Stalin, as the head of the Politburo, wanted to purge the party of “opportunists” and “counter- revolutionary infiltrators”. The guilty were removed from the Party or in more severe cases deported to GULAG labour camps or executed after a trial by NKVD troikas. The purges were commenced with the murder of Sergei Kirov, an important rival of Stalin, although they were supposed to have been good friends. Thinking that he maybe next in line, Stalin ordered the purging of the party, with the motive to seek out and destroy any alleged spies or counter revolutionaries. Soon the purges spread to all parts of society, the GULAG camps had many categories, such as labour camps, women camps. Very flimsy pretexts were used to declare a person “Enemy of the People” and this started the public harassment, abuse, interrogation, torture and deportation. Around 1.5 million people were deported to Siberia and other Central Asian countries.

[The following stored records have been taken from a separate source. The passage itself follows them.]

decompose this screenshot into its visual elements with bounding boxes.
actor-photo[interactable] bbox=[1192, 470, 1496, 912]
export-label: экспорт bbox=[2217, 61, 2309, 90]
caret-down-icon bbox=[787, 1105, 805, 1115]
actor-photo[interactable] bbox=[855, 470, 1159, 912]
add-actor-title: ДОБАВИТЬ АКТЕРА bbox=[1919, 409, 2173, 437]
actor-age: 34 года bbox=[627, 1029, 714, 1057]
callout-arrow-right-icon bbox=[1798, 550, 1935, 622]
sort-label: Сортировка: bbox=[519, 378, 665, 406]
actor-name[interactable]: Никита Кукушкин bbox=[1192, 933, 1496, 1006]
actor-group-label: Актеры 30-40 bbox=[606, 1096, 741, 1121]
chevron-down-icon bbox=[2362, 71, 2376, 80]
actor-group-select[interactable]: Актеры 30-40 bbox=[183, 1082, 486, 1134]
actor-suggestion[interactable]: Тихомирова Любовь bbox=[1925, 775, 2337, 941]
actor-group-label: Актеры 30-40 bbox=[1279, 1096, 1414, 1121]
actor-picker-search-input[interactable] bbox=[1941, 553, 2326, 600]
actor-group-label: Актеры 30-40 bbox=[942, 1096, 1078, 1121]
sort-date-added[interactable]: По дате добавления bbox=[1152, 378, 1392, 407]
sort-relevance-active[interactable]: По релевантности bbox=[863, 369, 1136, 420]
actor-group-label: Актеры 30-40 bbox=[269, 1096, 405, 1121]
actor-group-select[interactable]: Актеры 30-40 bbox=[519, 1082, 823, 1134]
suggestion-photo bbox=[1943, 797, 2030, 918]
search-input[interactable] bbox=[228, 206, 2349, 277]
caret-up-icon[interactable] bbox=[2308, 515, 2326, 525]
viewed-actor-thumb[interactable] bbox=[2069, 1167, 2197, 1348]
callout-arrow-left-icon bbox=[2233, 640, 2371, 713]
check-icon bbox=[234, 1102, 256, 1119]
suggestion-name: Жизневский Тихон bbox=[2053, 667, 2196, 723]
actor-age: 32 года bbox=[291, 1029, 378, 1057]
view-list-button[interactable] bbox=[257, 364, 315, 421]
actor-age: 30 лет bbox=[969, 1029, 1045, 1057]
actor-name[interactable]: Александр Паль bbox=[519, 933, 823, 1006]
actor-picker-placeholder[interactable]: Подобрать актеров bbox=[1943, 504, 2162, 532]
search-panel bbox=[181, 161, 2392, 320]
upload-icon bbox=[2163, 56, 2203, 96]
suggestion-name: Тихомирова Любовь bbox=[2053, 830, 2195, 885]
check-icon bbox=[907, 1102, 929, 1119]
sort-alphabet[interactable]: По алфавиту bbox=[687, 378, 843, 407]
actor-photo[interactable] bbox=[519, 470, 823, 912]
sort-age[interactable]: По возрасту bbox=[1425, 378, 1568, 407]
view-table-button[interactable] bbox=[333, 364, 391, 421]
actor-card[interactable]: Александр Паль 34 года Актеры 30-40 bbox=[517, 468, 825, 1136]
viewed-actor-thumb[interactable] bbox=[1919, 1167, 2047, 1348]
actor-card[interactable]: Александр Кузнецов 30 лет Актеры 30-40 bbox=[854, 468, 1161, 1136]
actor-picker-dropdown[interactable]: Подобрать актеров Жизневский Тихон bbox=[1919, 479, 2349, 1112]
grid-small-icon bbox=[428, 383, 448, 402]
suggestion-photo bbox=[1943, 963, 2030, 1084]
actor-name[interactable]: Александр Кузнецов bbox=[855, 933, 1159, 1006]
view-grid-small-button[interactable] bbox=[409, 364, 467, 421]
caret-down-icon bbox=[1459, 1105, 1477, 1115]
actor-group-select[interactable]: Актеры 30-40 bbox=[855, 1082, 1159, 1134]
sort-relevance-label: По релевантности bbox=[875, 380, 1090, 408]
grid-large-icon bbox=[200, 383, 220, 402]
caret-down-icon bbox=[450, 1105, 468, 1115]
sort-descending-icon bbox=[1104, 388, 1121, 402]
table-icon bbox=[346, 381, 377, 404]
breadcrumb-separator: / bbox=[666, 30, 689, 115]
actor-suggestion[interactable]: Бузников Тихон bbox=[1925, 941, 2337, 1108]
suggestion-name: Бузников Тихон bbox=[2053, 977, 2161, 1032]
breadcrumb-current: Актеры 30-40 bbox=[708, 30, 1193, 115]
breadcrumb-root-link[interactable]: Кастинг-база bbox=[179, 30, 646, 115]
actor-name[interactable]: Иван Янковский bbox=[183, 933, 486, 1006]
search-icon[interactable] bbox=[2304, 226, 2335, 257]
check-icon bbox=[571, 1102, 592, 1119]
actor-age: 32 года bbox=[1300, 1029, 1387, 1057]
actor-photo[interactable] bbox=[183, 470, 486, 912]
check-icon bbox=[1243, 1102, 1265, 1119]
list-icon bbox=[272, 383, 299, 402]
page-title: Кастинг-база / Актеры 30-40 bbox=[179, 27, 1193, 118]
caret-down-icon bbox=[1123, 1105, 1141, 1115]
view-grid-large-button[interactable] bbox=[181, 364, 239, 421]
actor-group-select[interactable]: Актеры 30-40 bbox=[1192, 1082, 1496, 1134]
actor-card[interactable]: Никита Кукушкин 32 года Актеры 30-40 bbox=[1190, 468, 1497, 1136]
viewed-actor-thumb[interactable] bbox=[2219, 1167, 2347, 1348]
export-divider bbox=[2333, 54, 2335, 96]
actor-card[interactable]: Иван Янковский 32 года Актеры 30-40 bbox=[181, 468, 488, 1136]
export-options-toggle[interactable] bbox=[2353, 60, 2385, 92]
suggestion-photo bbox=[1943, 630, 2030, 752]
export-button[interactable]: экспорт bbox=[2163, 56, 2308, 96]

The GULAG was a special department of the police for operating the penal system of forced labour camps. The GULAG camps housed all criminals but they had been set up for political prisoners. Each of these prisoners were assigned separate economical tasks including making the most of all available natural resources, claiming remote areas. The conditions were very harsh and the characteristics of these camps were extreme production quota, malnutrition, harsh elements of nature, bad hygiene facilities, medical problems, brutal treatment by camp guards and officials and improper living conditions, which led to high casualty rates, sometimes as high as 80%. Logging and mining were the most common activities but also the most severe. One person had to complete a quota of almost 29,000 pounds a day in a Gulag mine. Sometimes there were cases of tufta, more work being reported than done either through bribes or sexual favours. Failure to meet quota resulted in loss of necessary provisions which in turn led to a failure to meet production rates and this vicious cycle nearly always resulted in death due to starvation. The first labour camp in 1928 had around 300,000 prisoners, but by 1938, there were almost 8 million people imprisoned in these camps.
The Kolyma camps were by far the worst of all the camps. Situated in the midst of the Arctic Sea and the Sea of Okhotsk in the northeastern region of the USSR, the temperatures would drop to as low as -60°C. DALSTROY was an agency formed by the government for the organization of the exploiting of this area. The prisoners were taken in ocean going convict ships with 12,000 prisoners in one ship. Kolyma was a site for gold and platinum, and the slaves had to mine for these two precious metals, not even using machines or any implements but bonfires, ice and their bare hands.
The purges finally decreased around the end of 1938, as Stalin finally realized how shaken up Russian society and administration had become due to this horror, with key people missing which had an adverse effect on industry. But the purges were continued in a more subtle and reduced manner during the Second World War. The victims of the Purges claimed they never ended. Historian Robert Conquest said that from 1929-1953 a grand total of 20 million people died out of which around 3 million were victims of the Kolyma Camps alone, and 7 million in the famine of 1932-1933.
- Despite all the atrocities committed, Stalin was a hero to his people. When he died, people all over Russia wept, even in the labour camps.